Which of the following must be the same before and after a chemical reaction?
Answer: The sum of the masses of all substances involved and the number of atoms of each type involved. WHY?
The law of conservation (of mass) (or matter) says mass (or matter) can't be created or destroyed. Therefore, if you start with a total of x grams you must end up with a total of x grams. And if you start with 14 N atoms or 26 O atoms you must end up with 14 N atoms and 26 O atoms. They may be arranged differently from start to end but the number must be the same.
The law of conservation of mass states that the total mass of all substances involved in a chemical reaction must remain constant before and after the reaction. This means that the sum of the masses of all the reactants (starting substances) must be equal to the sum of the masses of all the products (substances formed as a result of the reaction).
This principle is based on the fact that atoms cannot be created or destroyed during a chemical reaction; they are merely rearranged. The number and types of atoms before the reaction should be the same after the reaction, although their arrangement may be different.
If the total mass or the number of atoms involved were to change before and after the reaction, it would violate the law of conservation of mass. Therefore, to adhere to this fundamental law, the sum of the masses and the number of atoms of each type involved must remain the same before and after a chemical reaction.
To understand why the sum of masses and the number of atoms must be the same before and after a chemical reaction, let's first explain the concept of a balanced chemical equation.
A chemical equation represents a chemical reaction by using chemical formulas and coefficients. The reactants are written on the left side of the equation, while the products are written on the right side. The coefficients represent the number of molecules or formula units involved in the reaction.
For example, consider the simple chemical equation: 2H2 + O2 --> 2H2O
This equation represents the reaction of hydrogen gas (H2) with oxygen gas (O2) to form water (H2O).
In a chemical reaction, the atoms do not disappear or appear out of nowhere. The total number of atoms before the reaction must be equal to the total number of atoms after the reaction. This principle follows the law of conservation of mass and the law of conservation of atoms.
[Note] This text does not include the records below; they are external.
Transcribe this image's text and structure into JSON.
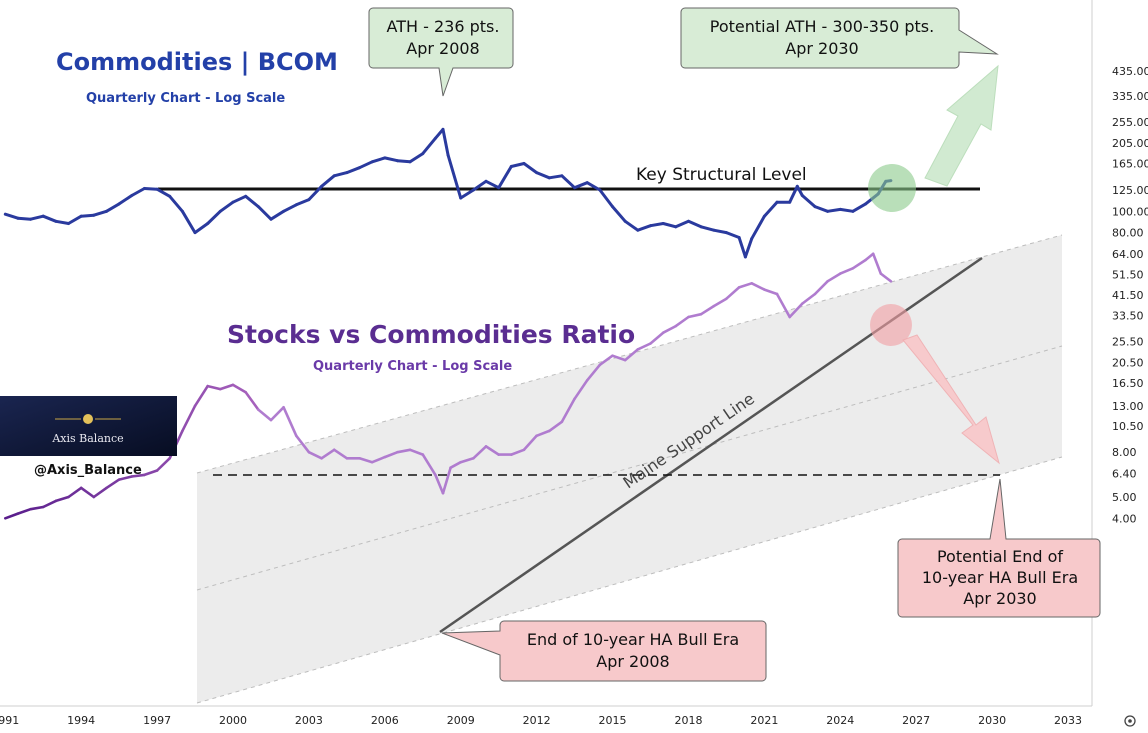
{
  "chart_data": [
    {
      "type": "line",
      "title": "Commodities | BCOM",
      "subtitle": "Quarterly Chart - Log Scale",
      "scale": "log",
      "color": "#2a3a9e",
      "x": [
        1991.0,
        1991.5,
        1992.0,
        1992.5,
        1993.0,
        1993.5,
        1994.0,
        1994.5,
        1995.0,
        1995.5,
        1996.0,
        1996.5,
        1997.0,
        1997.5,
        1998.0,
        1998.5,
        1999.0,
        1999.5,
        2000.0,
        2000.5,
        2001.0,
        2001.5,
        2002.0,
        2002.5,
        2003.0,
        2003.5,
        2004.0,
        2004.5,
        2005.0,
        2005.5,
        2006.0,
        2006.5,
        2007.0,
        2007.5,
        2008.0,
        2008.3,
        2008.5,
        2009.0,
        2009.5,
        2010.0,
        2010.5,
        2011.0,
        2011.5,
        2012.0,
        2012.5,
        2013.0,
        2013.5,
        2014.0,
        2014.5,
        2015.0,
        2015.5,
        2016.0,
        2016.5,
        2017.0,
        2017.5,
        2018.0,
        2018.5,
        2019.0,
        2019.5,
        2020.0,
        2020.25,
        2020.5,
        2021.0,
        2021.5,
        2022.0,
        2022.3,
        2022.5,
        2023.0,
        2023.5,
        2024.0,
        2024.5,
        2025.0,
        2025.5,
        2025.8,
        2026.0
      ],
      "y": [
        97,
        93,
        92,
        95,
        90,
        88,
        95,
        96,
        100,
        108,
        118,
        127,
        126,
        117,
        100,
        80,
        88,
        100,
        110,
        117,
        105,
        92,
        100,
        107,
        113,
        130,
        145,
        150,
        158,
        168,
        175,
        170,
        168,
        183,
        215,
        236,
        180,
        115,
        125,
        137,
        128,
        160,
        165,
        150,
        142,
        145,
        128,
        135,
        125,
        105,
        90,
        82,
        86,
        88,
        85,
        90,
        85,
        82,
        80,
        76,
        62,
        75,
        95,
        110,
        110,
        130,
        118,
        105,
        100,
        102,
        100,
        108,
        120,
        137,
        138
      ]
    },
    {
      "type": "line",
      "title": "Stocks vs Commodities Ratio",
      "subtitle": "Quarterly Chart - Log Scale",
      "scale": "log",
      "color": "#7b3fa8",
      "x": [
        1991.0,
        1991.5,
        1992.0,
        1992.5,
        1993.0,
        1993.5,
        1994.0,
        1994.5,
        1995.0,
        1995.5,
        1996.0,
        1996.5,
        1997.0,
        1997.5,
        1998.0,
        1998.5,
        1999.0,
        1999.5,
        2000.0,
        2000.5,
        2001.0,
        2001.5,
        2002.0,
        2002.5,
        2003.0,
        2003.5,
        2004.0,
        2004.5,
        2005.0,
        2005.5,
        2006.0,
        2006.5,
        2007.0,
        2007.5,
        2008.0,
        2008.3,
        2008.6,
        2009.0,
        2009.5,
        2010.0,
        2010.5,
        2011.0,
        2011.5,
        2012.0,
        2012.5,
        2013.0,
        2013.5,
        2014.0,
        2014.5,
        2015.0,
        2015.5,
        2016.0,
        2016.5,
        2017.0,
        2017.5,
        2018.0,
        2018.5,
        2019.0,
        2019.5,
        2020.0,
        2020.5,
        2021.0,
        2021.5,
        2022.0,
        2022.5,
        2023.0,
        2023.5,
        2024.0,
        2024.5,
        2025.0,
        2025.3,
        2025.6,
        2026.0
      ],
      "y": [
        4.0,
        4.2,
        4.4,
        4.5,
        4.8,
        5.0,
        5.5,
        5.0,
        5.5,
        6.0,
        6.2,
        6.3,
        6.6,
        7.5,
        10.0,
        13.0,
        16.0,
        15.5,
        16.2,
        15.0,
        12.5,
        11.2,
        12.8,
        9.5,
        8.0,
        7.5,
        8.2,
        7.5,
        7.5,
        7.2,
        7.6,
        8.0,
        8.2,
        7.8,
        6.3,
        5.2,
        6.8,
        7.2,
        7.5,
        8.5,
        7.8,
        7.8,
        8.2,
        9.5,
        10.0,
        11.0,
        14.0,
        17.0,
        20.0,
        22.0,
        21.0,
        23.5,
        25.0,
        28.0,
        30.0,
        33.0,
        34.0,
        37.0,
        40.0,
        45.0,
        47.0,
        44.0,
        42.0,
        33.0,
        38.0,
        42.0,
        48.0,
        52.0,
        55.0,
        60.0,
        64.0,
        52.0,
        48.0
      ]
    }
  ],
  "y_axis": {
    "ticks": [
      "435.00",
      "335.00",
      "255.00",
      "205.00",
      "165.00",
      "125.00",
      "100.00",
      "80.00",
      "64.00",
      "51.50",
      "41.50",
      "33.50",
      "25.50",
      "20.50",
      "16.50",
      "13.00",
      "10.50",
      "8.00",
      "6.40",
      "5.00",
      "4.00"
    ]
  },
  "x_axis": {
    "ticks": [
      "1991",
      "1994",
      "1997",
      "2000",
      "2003",
      "2006",
      "2009",
      "2012",
      "2015",
      "2018",
      "2021",
      "2024",
      "2027",
      "2030",
      "2033"
    ]
  },
  "annotations": {
    "ath": [
      "ATH - 236 pts.",
      "Apr 2008"
    ],
    "potential_ath": [
      "Potential ATH - 300-350 pts.",
      "Apr 2030"
    ],
    "key_level": "Key Structural Level",
    "support_line": "Maine Support Line",
    "end_bull": [
      "End of 10-year HA Bull Era",
      "Apr 2008"
    ],
    "potential_end": [
      "Potential End of",
      "10-year HA Bull Era",
      "Apr 2030"
    ]
  },
  "brand": {
    "name": "Axis Balance",
    "handle": "@Axis_Balance"
  },
  "colors": {
    "bcom": "#2a3a9e",
    "ratio": "#7b3fa8",
    "channel": "#e9e9e9",
    "green_box": "#d5ecd5",
    "red_box": "#f7c9cb",
    "brand_bg": "#0b1533"
  }
}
The law of conservation of mass states that mass is neither created nor destroyed in a chemical reaction, but it can only be rearranged. This means that the total mass of the reactants must be equal to the total mass of the products.
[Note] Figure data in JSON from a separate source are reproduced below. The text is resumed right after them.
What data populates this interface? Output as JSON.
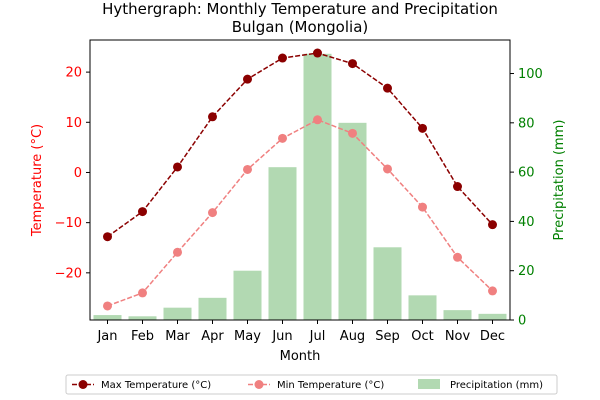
{
  "chart_data": {
    "type": "bar+line",
    "title": "Hythergraph: Monthly Temperature and Precipitation",
    "subtitle": "Bulgan (Mongolia)",
    "xlabel": "Month",
    "ylabel_left": "Temperature (°C)",
    "ylabel_right": "Precipitation (mm)",
    "categories": [
      "Jan",
      "Feb",
      "Mar",
      "Apr",
      "May",
      "Jun",
      "Jul",
      "Aug",
      "Sep",
      "Oct",
      "Nov",
      "Dec"
    ],
    "ylim_left": [
      -29.4,
      26.4
    ],
    "ylim_right": [
      0,
      113.6
    ],
    "yticks_left": [
      "−20",
      "−10",
      "0",
      "10",
      "20"
    ],
    "yticks_left_values": [
      -20,
      -10,
      0,
      10,
      20
    ],
    "yticks_right": [
      "0",
      "20",
      "40",
      "60",
      "80",
      "100"
    ],
    "yticks_right_values": [
      0,
      20,
      40,
      60,
      80,
      100
    ],
    "series": [
      {
        "name": "Max Temperature (°C)",
        "kind": "line",
        "axis": "left",
        "color": "#8b0000",
        "values": [
          -12.8,
          -7.8,
          1.1,
          11.1,
          18.6,
          22.8,
          23.8,
          21.7,
          16.8,
          8.8,
          -2.8,
          -10.4
        ]
      },
      {
        "name": "Min Temperature (°C)",
        "kind": "line",
        "axis": "left",
        "color": "#f08080",
        "values": [
          -26.6,
          -24.0,
          -15.9,
          -8.0,
          0.6,
          6.8,
          10.5,
          7.8,
          0.7,
          -6.9,
          -16.9,
          -23.6
        ]
      },
      {
        "name": "Precipitation (mm)",
        "kind": "bar",
        "axis": "right",
        "color": "#b2d9b2",
        "values": [
          2,
          1.5,
          5,
          9,
          20,
          62,
          108,
          80,
          29.5,
          10,
          4,
          2.5
        ]
      }
    ],
    "colors": {
      "left_axis": "#ff0000",
      "right_axis": "#008000"
    }
  }
}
The law of conservation of atoms states that the total number of atoms of each element must be conserved in a chemical reaction. This means that the number of atoms of each element on the left side of the equation must be the same as the number on the right side of the equation.
In our example equation, 2H2 + O2 --> 2H2O, there are two hydrogen atoms and two oxygen atoms on both sides of the equation. The coefficient "2" in front of the compounds ensures that we have an equal number of atoms of each element on both sides.
If the number of atoms or the total mass were different before and after the reaction, it would violate these fundamental principles and the conservation laws.
In conclusion, the total mass of all substances involved in a chemical reaction and the number of atoms of each element must remain the same before and after the reaction in order to satisfy the laws of conservation of mass and atoms.